Auteur de «Uberisation = économie déchirée ?», le directeur de l’innovation, de la recherche et du développement de Keyrus, un cabinet de conseil en nouvelles technologies, enseigne à l’université Paris-Dauphine.
L’uberisation déchire-t-elle l’économie ?
L’accélération prodigieuse de la transformation numérique à laquelle on assiste constitue à la fois une formidable opportunité et un puissant facteur de déstabilisation. Cette dualité trouble autant qu’elle fascine. Comme on l’a vu avec Airbnb ou Uber, cela se traduit par d’indéniables avantages pour les consommateurs en termes de prix et de services. Mais ce mouvement ne fait pas que créer de la valeur, il en détruit pas mal également et sans doute plus qu’il n’en crée. L’économiste autrichien Joseph Schumpeter parlait de«destruction créatrice» pour décrire l’innovation, je pense que l’on doit maintenant parler de «disruption destructrice».
Je suis réaliste. Les effets de l’uberisation sur l’emploi et notre modèle social seront considérables. En combinant automatisation et numérisation, ce phénomène ouvre la voie à des modèles économiques radicalement différents et très peu de secteurs seront épargnés. Toutes ces plateformes créent certes de nouveaux emplois hyper-qualifiés mais ils sont réservés à ceux qui maîtrisent les algorithmes et l’exploitation des données. Pour le reste, c’est-à-dire la majorité, quantité de métiers et de compétences vont disparaître du fait de leur obsolescence.
Uberisation = précarisation ?
Ces nouveaux services de mise en relation entre consommateurs et «producteurs» de biens et services en tous genres détruisent des activités fonctionnant majoritairement sur le modèle du salariat. Ils participent ainsi à un mouvement général de «freelancisation» du monde du travail. Aux Etats-Unis, un actif sur quatre n’est pas salarié et une société comme Uber compte 160 000 chauffeurs affiliés pour seulement 2 000 employés.
L’uberisation actuelle n’est pourtant qu’une première étape, dites-vous…
La révolution à venir de l’intelligence artificielle aura des effets bien plus importants encore avec le nouveau cycle de «mécanisation du cognitif» qui s’enclenche. Autrement dit, les cols blancs ne sont plus à l’abri et risquent eux aussi de se trouver rapidement déqualifiés. Dans une étude récente, le cabinet Roland Berger estime ainsi que trois millions d’emplois pourraient disparaître en France à l’horizon 2025. Le problème, c’est que les emplois créés, hyperspécialisés, ne se substitueront pas aux emplois détruits.
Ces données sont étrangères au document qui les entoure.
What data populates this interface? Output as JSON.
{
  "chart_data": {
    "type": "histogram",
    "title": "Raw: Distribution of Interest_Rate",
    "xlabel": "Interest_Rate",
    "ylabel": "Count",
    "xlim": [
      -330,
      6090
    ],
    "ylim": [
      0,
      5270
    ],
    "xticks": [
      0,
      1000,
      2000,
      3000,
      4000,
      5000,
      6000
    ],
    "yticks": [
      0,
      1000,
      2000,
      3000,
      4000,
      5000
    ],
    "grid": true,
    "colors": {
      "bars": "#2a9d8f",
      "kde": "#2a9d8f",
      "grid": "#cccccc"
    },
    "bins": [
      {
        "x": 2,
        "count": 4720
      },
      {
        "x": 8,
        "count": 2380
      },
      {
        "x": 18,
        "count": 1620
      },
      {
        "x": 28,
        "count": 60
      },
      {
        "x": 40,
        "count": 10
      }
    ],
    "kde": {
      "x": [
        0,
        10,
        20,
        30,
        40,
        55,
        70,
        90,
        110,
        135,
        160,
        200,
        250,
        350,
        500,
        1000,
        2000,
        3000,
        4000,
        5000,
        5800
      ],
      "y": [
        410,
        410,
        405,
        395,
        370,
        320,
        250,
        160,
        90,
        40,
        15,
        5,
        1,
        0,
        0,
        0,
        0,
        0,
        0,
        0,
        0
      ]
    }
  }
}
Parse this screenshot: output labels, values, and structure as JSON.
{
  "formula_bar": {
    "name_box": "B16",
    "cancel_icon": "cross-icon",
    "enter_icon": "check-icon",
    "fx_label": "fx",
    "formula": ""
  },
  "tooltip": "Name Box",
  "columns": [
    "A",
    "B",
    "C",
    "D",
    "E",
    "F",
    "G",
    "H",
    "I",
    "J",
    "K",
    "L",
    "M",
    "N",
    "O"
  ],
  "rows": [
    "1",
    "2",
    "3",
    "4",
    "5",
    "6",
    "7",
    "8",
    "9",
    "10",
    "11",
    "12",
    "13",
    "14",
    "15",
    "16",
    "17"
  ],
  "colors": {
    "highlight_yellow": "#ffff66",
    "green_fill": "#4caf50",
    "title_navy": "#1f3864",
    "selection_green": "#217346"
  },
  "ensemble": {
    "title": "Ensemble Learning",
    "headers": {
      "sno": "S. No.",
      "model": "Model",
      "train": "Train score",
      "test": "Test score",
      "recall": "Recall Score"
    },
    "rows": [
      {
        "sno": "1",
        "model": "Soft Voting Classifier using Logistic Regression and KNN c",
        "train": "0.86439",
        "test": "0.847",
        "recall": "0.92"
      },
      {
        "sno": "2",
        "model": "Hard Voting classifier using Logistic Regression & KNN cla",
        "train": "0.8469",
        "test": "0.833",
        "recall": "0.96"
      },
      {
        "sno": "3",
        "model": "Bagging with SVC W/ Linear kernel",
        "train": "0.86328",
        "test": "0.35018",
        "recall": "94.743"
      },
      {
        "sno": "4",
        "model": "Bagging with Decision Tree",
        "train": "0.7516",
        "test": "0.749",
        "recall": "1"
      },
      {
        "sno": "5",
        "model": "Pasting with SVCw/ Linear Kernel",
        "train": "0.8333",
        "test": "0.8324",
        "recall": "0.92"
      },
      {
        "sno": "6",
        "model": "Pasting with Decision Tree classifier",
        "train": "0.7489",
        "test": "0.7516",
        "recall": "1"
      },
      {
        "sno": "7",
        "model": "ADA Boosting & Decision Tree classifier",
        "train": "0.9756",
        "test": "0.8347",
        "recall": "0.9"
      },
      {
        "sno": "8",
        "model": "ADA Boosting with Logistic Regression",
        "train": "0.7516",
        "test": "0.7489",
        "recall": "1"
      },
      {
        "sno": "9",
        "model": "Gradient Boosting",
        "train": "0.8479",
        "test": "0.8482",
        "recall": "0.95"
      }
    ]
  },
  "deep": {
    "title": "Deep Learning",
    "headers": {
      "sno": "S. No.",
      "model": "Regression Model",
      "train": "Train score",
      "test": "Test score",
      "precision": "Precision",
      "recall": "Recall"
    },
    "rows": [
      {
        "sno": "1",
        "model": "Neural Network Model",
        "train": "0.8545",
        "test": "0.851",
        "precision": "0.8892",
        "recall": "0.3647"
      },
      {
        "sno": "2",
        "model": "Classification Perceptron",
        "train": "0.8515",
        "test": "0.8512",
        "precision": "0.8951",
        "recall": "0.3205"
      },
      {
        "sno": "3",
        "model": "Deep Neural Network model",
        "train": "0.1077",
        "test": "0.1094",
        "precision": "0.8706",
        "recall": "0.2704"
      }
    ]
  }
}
Selon vous, la conduite automatique finira également par mettre au chômage les particuliers qui vivent d’UberPop ou les particuliers livrant des colis pour Amazon… N’est-ce pas exagéré ?
C’est en tout cas l’idée. Cela peut paraître de la science-fiction, mais l’emprise croissante de la technologie sur nos vies va nous entraîner vers un «robotariat» sans horaires de travail ni charges sociales qui abolira ce qu’il reste du prolétariat. L’uberisation n’est que la face émergée de l’iceberg, prémices du monde à venir. L’histoire est loin d’être écrite à ce stade mais il faut prendre conscience que ce mouvement dépasse et de très loin le cas de quelques professions qui n’ont pas su se moderniser à temps.
«Ubérisation = économie déchirée ?» de BRUNO Teboul et Thierry Picard, éditions Kawa, 23,95 €.